There is a common misperception among non-lawyers that bankruptcy courts can simply step in and re-write contracts willy-nilly. Such is not the case. What they CAN do is allow the bankrupt party to repudiate (cancel, or terminate without penalty, in other words) certain contracts. In the US, the types of contracts are defined by both case law and statute. The types of contracts are union collective agreements (by statute) and what are called "executory contracts". Executory contracts are essentially contracts where the performance of obligations are as yet unfulfilled and which obligations by their nature are extended. The classic example, of course, is a lease (which fits the criteria that I just mentioned). A franchise agreement would be another one, although certainly Phoenix would not be seeking to repudiate THAT one!

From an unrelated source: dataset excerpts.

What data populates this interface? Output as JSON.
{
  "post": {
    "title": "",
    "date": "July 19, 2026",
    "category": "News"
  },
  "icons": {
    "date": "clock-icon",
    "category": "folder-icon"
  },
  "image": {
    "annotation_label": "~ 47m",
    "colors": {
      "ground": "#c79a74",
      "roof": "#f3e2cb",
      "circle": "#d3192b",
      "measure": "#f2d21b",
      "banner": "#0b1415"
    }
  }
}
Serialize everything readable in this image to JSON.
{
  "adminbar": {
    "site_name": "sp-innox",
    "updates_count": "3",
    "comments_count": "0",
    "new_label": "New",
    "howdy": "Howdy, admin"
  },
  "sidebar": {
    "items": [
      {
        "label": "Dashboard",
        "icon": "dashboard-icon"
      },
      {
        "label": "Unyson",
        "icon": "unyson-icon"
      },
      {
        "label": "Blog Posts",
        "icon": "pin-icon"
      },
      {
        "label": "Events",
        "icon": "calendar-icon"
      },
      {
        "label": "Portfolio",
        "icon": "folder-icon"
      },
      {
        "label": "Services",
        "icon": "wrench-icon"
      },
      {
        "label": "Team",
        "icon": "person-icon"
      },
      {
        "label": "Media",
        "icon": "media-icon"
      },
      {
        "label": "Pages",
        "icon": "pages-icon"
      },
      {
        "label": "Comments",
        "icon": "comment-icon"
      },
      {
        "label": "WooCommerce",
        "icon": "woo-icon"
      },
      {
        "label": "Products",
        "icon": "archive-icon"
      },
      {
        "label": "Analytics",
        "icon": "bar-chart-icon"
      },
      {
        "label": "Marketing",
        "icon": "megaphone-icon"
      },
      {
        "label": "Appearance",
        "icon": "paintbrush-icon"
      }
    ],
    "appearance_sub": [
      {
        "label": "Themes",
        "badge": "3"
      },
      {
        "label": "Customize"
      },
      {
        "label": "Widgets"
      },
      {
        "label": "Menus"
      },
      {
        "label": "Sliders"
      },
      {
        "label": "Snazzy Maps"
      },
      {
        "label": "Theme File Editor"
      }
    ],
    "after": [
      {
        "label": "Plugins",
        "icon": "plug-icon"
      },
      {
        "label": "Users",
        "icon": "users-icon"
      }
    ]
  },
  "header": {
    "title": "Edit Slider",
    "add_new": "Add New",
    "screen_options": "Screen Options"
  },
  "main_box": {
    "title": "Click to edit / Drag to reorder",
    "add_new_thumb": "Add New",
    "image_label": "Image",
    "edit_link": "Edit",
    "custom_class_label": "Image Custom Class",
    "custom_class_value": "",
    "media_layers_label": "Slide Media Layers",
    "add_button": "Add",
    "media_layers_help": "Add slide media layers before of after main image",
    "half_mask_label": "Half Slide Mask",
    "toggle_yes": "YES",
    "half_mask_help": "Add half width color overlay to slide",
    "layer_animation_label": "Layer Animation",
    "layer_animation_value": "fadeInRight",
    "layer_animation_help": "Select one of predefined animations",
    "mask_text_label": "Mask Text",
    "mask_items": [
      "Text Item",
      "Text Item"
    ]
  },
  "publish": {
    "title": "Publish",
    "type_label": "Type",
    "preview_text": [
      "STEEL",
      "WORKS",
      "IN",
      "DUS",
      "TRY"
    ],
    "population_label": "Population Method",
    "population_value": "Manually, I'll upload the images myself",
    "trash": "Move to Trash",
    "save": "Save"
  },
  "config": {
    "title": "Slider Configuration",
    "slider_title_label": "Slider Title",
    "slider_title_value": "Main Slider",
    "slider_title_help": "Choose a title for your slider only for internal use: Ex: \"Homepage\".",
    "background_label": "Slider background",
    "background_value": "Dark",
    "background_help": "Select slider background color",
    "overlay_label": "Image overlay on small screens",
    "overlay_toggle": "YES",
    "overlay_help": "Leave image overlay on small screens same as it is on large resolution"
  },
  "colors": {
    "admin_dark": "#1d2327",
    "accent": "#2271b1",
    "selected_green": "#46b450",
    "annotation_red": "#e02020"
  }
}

What the courts cannot do is to rewrite the terms of a contract so as to give more value to it than it has. For example, they cannot take a contract that a bankrupt company has with a third party to manufacture and sell 100 widgets a year for the next five years and decide to unilaterally extend it for ten more years, in order to allow the company to sell that contract for money to pay its creditors. A bankrupt estate cannot take a lease (such as Glendale's lease) and unilaterally reduce the term of the lease from thirty years to two (for example) to increase the value of the team (although they can terminate it, as noted above).
And, unless my reading of bankruptcy law is all wrong and US bankruptcy law has no sense, the bankruptcy court cannot maintain the franchise agreement but rewrite the terms of the agreement by unilaterally deleting the contractual rights of a non-bankrupt party (the NHL) to approve of an assignment of the franchise agreement.